CDM Special Item Number (SIN)
The CDM Tools SIN was awarded GSA IT Schedule 70 on August 3, 2017. DHS is partnership with GSA leveraged lessons learned from the BPAs, as well as best practices across the Schedules Program to create a vehicle to best support the CDM mission. The CDM Tools SIN is a government-wide contracting solution established to continue to provide a consistent set of Information Security Continuous Monitoring (ISCM) tools to Federal, State, Local, Regional, and Tribal Governments. It provides ease of use and access for customers while also providing advantageous pricing. In addition, it provides an avenue for offerors to bring new and innovative solutions to the CDM Program improving Government access to the best available technology.
The CDM Tools SIN has streamlined the CDM capability requirements by organizing the previously known "15 tool functional areas" info four subcategories: What is on the Network? Who is on the Network? How is the Network Protected? What is happening on the Network? The fifth is focused on Emerging Tools and Technology.
The CDM Tools SIN is the first of its kind for the GSA IT Schedule 70 Program as a result of its unique features and contract mechanisms, including Supply Chain Risk Management (SCRM) review and analysis as well as the use of an Approved Products List (APL). The APL is the authoritative product catalog that has been approved to meet CDM technical capability requirements. The APL consists of products that have been approved against the BPAs, as well as products that have since been proposed and approved to meet the CDM technical requirements. Products cannot be added to the CDM Tools SIN, unless on the CDM APL. The CDM APL accepts submissions on a monthly basis.
The CDM Tools SIN is managed by GSA IT Schedule 70 and the CDM APL and corresponding process is managed by DHS CDM PMO.
CDM Dynamic and Evolving Federal Enterprise Network Defense (DEFEND)
To satisfy the services portion of the acquisition strategy, DHS in partnership with GSA anticipates utilizing the Alliant Government-Wide Acquisition Contract (GWAC) to deliver CDM services to the .gov agencies. This new acquisition strategy offers and all-encompassing approach for addressing CDM requirements by giving DHS, as well as Agencies, the ability to procure CDM capabilities. The full scope of the CDM DEFEND in inclusive of all activities that support all Phases of the CDM Program and:
- Support existing CDM Solutions at Agencies
- Expands CDM capabilities to include CDM Phase 3 and Phase 4 functionality
- Provides the ability to supply a full CDM Solution to entities within an Agency that did not participate in a TO2 series, PRIVMGMT and/or CREDMGMT.
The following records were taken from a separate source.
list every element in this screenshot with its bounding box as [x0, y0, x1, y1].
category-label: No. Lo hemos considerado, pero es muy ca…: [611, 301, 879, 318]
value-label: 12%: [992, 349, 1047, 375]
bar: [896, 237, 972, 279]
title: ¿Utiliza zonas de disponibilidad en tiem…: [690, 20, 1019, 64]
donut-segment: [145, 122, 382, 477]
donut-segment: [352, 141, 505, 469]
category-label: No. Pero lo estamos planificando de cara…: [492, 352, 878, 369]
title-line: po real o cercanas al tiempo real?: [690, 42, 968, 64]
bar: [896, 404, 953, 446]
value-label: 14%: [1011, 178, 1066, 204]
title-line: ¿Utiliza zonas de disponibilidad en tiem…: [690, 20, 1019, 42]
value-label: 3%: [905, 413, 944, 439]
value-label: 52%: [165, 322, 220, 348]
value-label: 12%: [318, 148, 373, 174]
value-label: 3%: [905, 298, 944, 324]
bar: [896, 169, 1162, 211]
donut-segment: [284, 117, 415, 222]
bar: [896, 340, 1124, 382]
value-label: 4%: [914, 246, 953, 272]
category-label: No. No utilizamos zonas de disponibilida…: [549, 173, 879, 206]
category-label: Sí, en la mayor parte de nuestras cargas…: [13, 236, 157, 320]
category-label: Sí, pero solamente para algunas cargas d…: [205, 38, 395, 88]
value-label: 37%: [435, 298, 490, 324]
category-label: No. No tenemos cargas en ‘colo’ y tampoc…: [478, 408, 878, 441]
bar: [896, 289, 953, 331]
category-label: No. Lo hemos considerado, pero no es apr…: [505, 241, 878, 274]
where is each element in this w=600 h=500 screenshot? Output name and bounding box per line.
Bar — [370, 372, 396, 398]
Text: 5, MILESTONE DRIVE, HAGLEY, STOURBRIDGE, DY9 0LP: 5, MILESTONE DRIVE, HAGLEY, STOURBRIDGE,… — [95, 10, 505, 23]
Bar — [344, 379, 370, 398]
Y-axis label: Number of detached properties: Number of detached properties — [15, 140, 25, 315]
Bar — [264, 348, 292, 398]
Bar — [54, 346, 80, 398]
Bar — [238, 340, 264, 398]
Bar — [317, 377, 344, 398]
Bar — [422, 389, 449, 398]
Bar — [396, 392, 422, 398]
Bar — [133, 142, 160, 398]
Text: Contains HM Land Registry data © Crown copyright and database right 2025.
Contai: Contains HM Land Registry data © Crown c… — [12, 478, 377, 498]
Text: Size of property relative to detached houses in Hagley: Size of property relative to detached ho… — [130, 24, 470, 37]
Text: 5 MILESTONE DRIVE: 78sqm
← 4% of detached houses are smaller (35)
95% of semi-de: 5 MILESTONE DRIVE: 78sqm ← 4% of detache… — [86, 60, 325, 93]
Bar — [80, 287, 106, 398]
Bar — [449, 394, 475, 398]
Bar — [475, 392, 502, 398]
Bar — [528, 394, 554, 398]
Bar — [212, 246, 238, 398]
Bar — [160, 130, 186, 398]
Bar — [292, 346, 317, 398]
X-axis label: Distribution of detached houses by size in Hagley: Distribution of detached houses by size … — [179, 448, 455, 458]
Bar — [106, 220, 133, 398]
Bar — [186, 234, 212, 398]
Additionally, CDM DEFEND supports the transformation of the system authorization process by developing and implementing more efficient ongoing assessment and authorization across the Federal enterprise. CDM DEFEND is anticipated to support, among other activities, enhanced Cloud and mobile cybersecurity, a more standardized approach for incident response across the Federal enterprise environment, and more robust boundary protections aligned with the ongoing IT modernization efforts.
CDM DEFEND Task Orders aim to:
- Provide flexibility that can account for a dynamic cyber environment, varying implementation timelines, and agency specific needs by utilizing flexible contract types list cost plus award fee.
- Ensure delivered CDM capabilities are fully implemented at receiving Agencies by implementing longer period of performance
- Ensure clear and effective communications that accurately depict status to CDM stakeholders early and often
- Achieve the most advantageous cost and price discounts
- Provide access to qualified vendors that understand CDM
The new acquisition strategy will allow for a seamless transition from the current BPA to new Task Orders, as well as give DHS and Agencies a vehicle to procure additional CDM tools (from the CDM APL via the CDM Tools SIN, as an option) and services outside of what is being provided by DHS.